12:57 PM, May 31, 2006  
Blogger Flip Dixon said...

I accept your challenge, Kevin. I will be posting a few criticisms on my own blog shortly.

1:26 PM, May 31, 2006  
Anonymous Anonymous said...

Yup. Re: "writers going on (and on) about their real-life experiences"... I was listening to a writer bitch about an editor the other day. It seems the editor didn't buy into a particular scene, and the writer's lame rebuttal was, "but this REALLY HAPPENED!" It may very well have really happened, but he obviously didn't write about it in a believable way.

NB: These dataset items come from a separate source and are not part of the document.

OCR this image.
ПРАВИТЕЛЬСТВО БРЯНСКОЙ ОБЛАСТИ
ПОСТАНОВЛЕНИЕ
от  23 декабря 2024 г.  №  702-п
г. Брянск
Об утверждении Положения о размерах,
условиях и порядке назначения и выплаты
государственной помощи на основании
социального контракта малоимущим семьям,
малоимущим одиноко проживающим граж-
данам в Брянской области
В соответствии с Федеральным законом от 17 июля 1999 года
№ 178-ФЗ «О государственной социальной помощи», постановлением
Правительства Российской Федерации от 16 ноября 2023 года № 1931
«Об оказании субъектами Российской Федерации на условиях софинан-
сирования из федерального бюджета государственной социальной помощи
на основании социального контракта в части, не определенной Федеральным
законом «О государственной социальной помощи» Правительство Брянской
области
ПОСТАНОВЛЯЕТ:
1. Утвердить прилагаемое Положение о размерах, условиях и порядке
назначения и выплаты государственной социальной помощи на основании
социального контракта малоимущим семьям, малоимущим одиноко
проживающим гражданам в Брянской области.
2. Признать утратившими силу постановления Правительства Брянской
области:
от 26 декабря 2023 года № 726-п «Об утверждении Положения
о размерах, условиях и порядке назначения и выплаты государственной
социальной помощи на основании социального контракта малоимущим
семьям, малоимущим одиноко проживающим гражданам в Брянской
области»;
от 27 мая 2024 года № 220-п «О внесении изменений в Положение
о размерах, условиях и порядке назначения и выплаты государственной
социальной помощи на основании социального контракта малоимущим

He's a guy with real-life experience, who assumes his experiences make him a good writer. The editor was even willing to work with the guy, but the guy copped attitude. He actually said, "I guarantee you, (name of editor) has never had a gun to HIS head. And HE wants to tell ME how to write it?"

Ugh.

9:27 PM, May 31, 2006  
Anonymous Anonymous said...

One of my university teacher once told me: "Mimesis is not imitation of life. Sophocles never met Oedipus". I think it goes for every type of fiction. Flaubert was not a woman, and yet madame Bovary is a very believable adulteress. What matters is the authenticity of the universe the writer creates, not it's relation with anecdotal events in the real life of the author.

12:55 AM, June 03, 2006  
Blogger Keith Bodayla said...

I hate "write what you know." I took a short story writing class freshman year in college and to my suprise "write what you know" never was mentioned once by the teacher. In my book that makes him an excellent writing teacher.

Most of what I've written, I don't "know" it. One is about a serial killer, which I'm not. Another is about a greedy cop. There's another that's a western and I'm from New Jersey and can't ride a horse. But people still seemed to like them.

Someone, I'm trying to remember who...I think it might have been Neil Gaiman, who said that no one person knows a lot and most don't know too much that's interesting to read about. But we all know love, hate, jealousy, pride, vanity, rage. We know about that stuff and can always write about it. Everything else we can just look up, that's why libraries are there. (I'm paraphrasing quite a bit here, sorry.)

I know about anger and revenge which are the serial killer and western stories at their most basic kernel. I know about greed. I knew enough to know the story I wanted to convey and filled in the gaps with a little research. Just because you don't know the proper name of the gun that I cowboy would use doesn't mean you can't write a western, it just means you call it a thingamagig until you can look it up.

I guess I'm repeating a bit of what others have said. Sorry for that. I just wanted to say that I agree. Writing isn't about putting down the intellectual facts that you learned in Biology, it's about writing down the facts in your heart that you learned when your best friend slept with your girlfriend. (Unless you write non-fiction, then you really should write what you know.)

10:03 PM, June 03, 2006  
Anonymous Anonymous said...

From what I've read Carroll John Daly was a xenophobe who would barely leave his house. Hardly the stuff of hard-boiled fiction. But that's the way it is. I agree with you totally -- just write, and if it's realistic enough it will come across. Jules Verne didn't write from experience either.